Bioorthogonal catalysis offers a unique strategy to modulate biological processes through the in situ generation of therapeutic agents. However, the direct application of bioorthogonal transition metal catalysts (TMCs) in complex media poses numerous challenges due to issues of limited biocompatibility, poor water solubility, and catalyst deactivation in biological environments. We report here the creation of catalytic "polyzymes", comprised of self-assembled polymer nanoparticles engineered to encapsulate lipophilic TMCs. The incorporation of catalysts into these nanoparticle scaffolds creates water-soluble constructs that provide a protective environment for the catalyst.
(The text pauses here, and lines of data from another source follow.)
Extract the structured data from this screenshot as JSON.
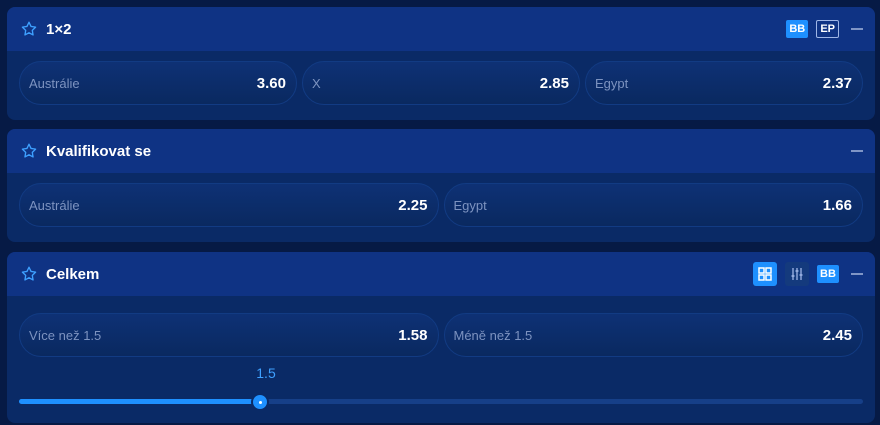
{
  "markets": [
    {
      "title": "1×2",
      "badges": {
        "bb": "BB",
        "ep": "EP"
      },
      "odds": [
        {
          "label": "Austrálie",
          "value": "3.60"
        },
        {
          "label": "X",
          "value": "2.85"
        },
        {
          "label": "Egypt",
          "value": "2.37"
        }
      ]
    },
    {
      "title": "Kvalifikovat se",
      "odds": [
        {
          "label": "Austrálie",
          "value": "2.25"
        },
        {
          "label": "Egypt",
          "value": "1.66"
        }
      ]
    },
    {
      "title": "Celkem",
      "badges": {
        "bb": "BB"
      },
      "odds": [
        {
          "label": "Více než 1.5",
          "value": "1.58"
        },
        {
          "label": "Méně než 1.5",
          "value": "2.45"
        }
      ],
      "slider": {
        "value": "1.5"
      }
    }
  ],
  "colors": {
    "accent": "#1e90ff",
    "panel": "#0a2a66",
    "header": "#0f3384",
    "label": "#7d93c0"
  },
  "icons": [
    "star-icon",
    "minus-icon",
    "grid-icon",
    "sliders-icon"
  ]
}
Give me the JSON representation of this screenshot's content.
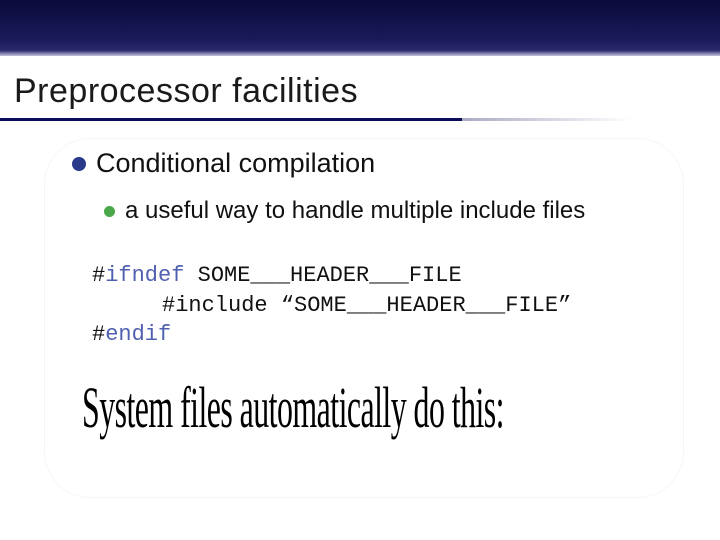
{
  "title": "Preprocessor facilities",
  "bullets": {
    "main": "Conditional compilation",
    "sub": "a useful way to handle multiple include files"
  },
  "code": {
    "line1_hash": "#",
    "line1_kw": "ifndef",
    "line1_rest": " SOME___HEADER___FILE",
    "line2": "#include “SOME___HEADER___FILE”",
    "line3_hash": "#",
    "line3_kw": "endif"
  },
  "banner": "System files automatically do this:"
}
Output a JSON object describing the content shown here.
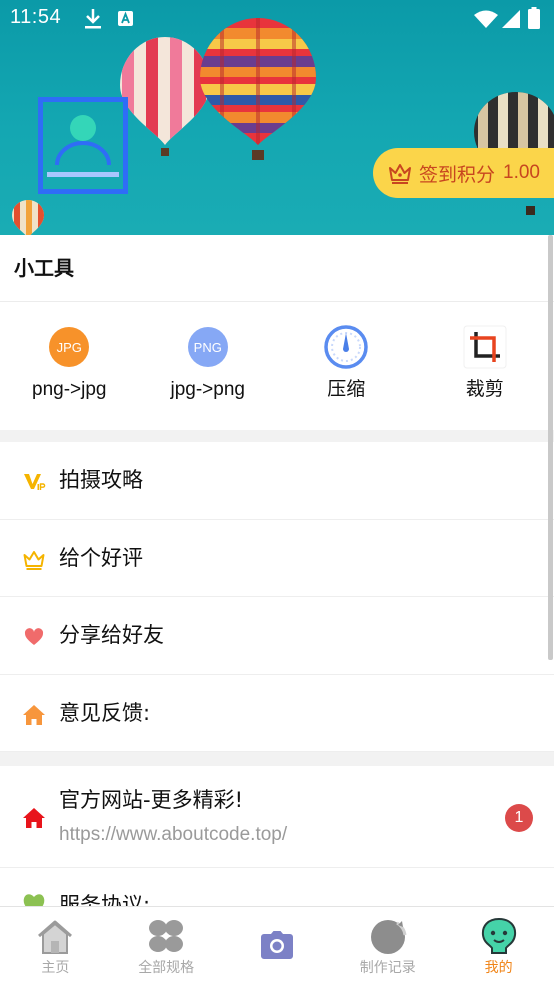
{
  "status_bar": {
    "time": "11:54"
  },
  "profile": {
    "signin_label": "签到积分",
    "signin_points": "1.00"
  },
  "tools": {
    "title": "小工具",
    "items": [
      {
        "label": "png->jpg",
        "badge": "JPG",
        "icon": "jpg-icon"
      },
      {
        "label": "jpg->png",
        "badge": "PNG",
        "icon": "png-icon"
      },
      {
        "label": "压缩",
        "icon": "gauge-icon"
      },
      {
        "label": "裁剪",
        "icon": "crop-icon"
      }
    ]
  },
  "menu": {
    "items": [
      {
        "label": "拍摄攻略",
        "icon": "vip-icon"
      },
      {
        "label": "给个好评",
        "icon": "crown-icon"
      },
      {
        "label": "分享给好友",
        "icon": "heart-icon"
      },
      {
        "label": "意见反馈:",
        "icon": "home-icon"
      }
    ]
  },
  "links": {
    "website": {
      "title": "官方网站-更多精彩!",
      "url": "https://www.aboutcode.top/",
      "badge": "1",
      "icon": "home-red-icon"
    },
    "agreement": {
      "title": "服务协议:",
      "icon": "leaf-icon"
    }
  },
  "bottom_nav": {
    "items": [
      {
        "label": "主页",
        "icon": "house-icon"
      },
      {
        "label": "全部规格",
        "icon": "clover-icon"
      },
      {
        "label": "",
        "icon": "camera-icon"
      },
      {
        "label": "制作记录",
        "icon": "record-icon"
      },
      {
        "label": "我的",
        "icon": "face-icon",
        "active": true
      }
    ]
  },
  "colors": {
    "header_bg": "#12a3ae",
    "signin_bg": "#fbd54a",
    "signin_text": "#c8461f",
    "active_nav": "#f08519",
    "badge_red": "#dc4a4a"
  }
}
The potential therapeutic utility of these nanozymes was demonstrated through antimicrobial studies in which a cationic nanozyme was able to penetrate into biofilms and eradicate embedded bacteria through the bioorthogonal activation of a pro-antibiotic.

Figure 1.

a) Structures of [Fe(TPP)]Cl and polymeric nanoparticle. b) Transmission electron microscopy (TEM) imaging and dynamic light scattering measurement (DLS). Scale bar is 100 nm. c) Schematic representation of the bioorthogonal activation for imaging and therapeutics.

Figure 2.

a) Schematic representation of the bioorthogonal activation of aryl azide-protected resorufin. b) Catalytic activity of polyzyme (100 nM) was tracked by measuring changes in fluorescence (Ex. 570nm, Em. 590nm) of pro-resorufin solutions at different concentrations. The curve is fit with a non-linear exponential equation. 1 mM GSH was used as the cofactor. c) Polyzyme kinetics is shown as a function of substrate concentration; line is the regression curve corresponding to Michaelis-Menten kinetics.

Figure 3.

Polyzyme analog (200 nM) diffusion into GFP - expressing E. coli (CD-2) biofilms after incubation for 1hr in M9 media, as measured by confocal microscopy images. (a) free TPP, (b) encapsulated TPP. Scale bars are 50 μm. 1 mM GSH was used as the cofactor.

Figure 4.

Confocal microscopy images of biofilms treated with polyzyme (1 hr, 200 nM) followed by incubation with pro-dye (1 hr, 4 μM); negative controls are biofilms incubated with (a) pro-dye only and (b) free catalyst followed by incubation with pro-dye. Scale bars are 50 μm. 1 mM GSH was used as the cofactor.

Figure 5.

Schematic representation of the activation of (a) pro-Moxifloxacin and (b) pro-Ciprofloxacin. 1 mM GSH was used as the cofactor. (c)Viability of E. coli (CD-2) biofilms incubated with polyzyme (2 hrs, 200 nM) followed by treatment with prodrugs (6 hrs). (d) Viability of P. aeruginosa (ATCC-27853) biofilms incubated with polyzyme (2 hrs, 1 μM) followed by treatment with prodrugs (6 hrs). Biofilms treated with prodrug, drug and prodrug + polymers were used as controls. Each experiment was performed in triplicate. Error bars represent standard deviation.

Figure 6.

Viability of 3T3 fibroblast cells after treating with polyzyme for overnight. Each result is an average of three experiments, and the error bars designate the standard deviations.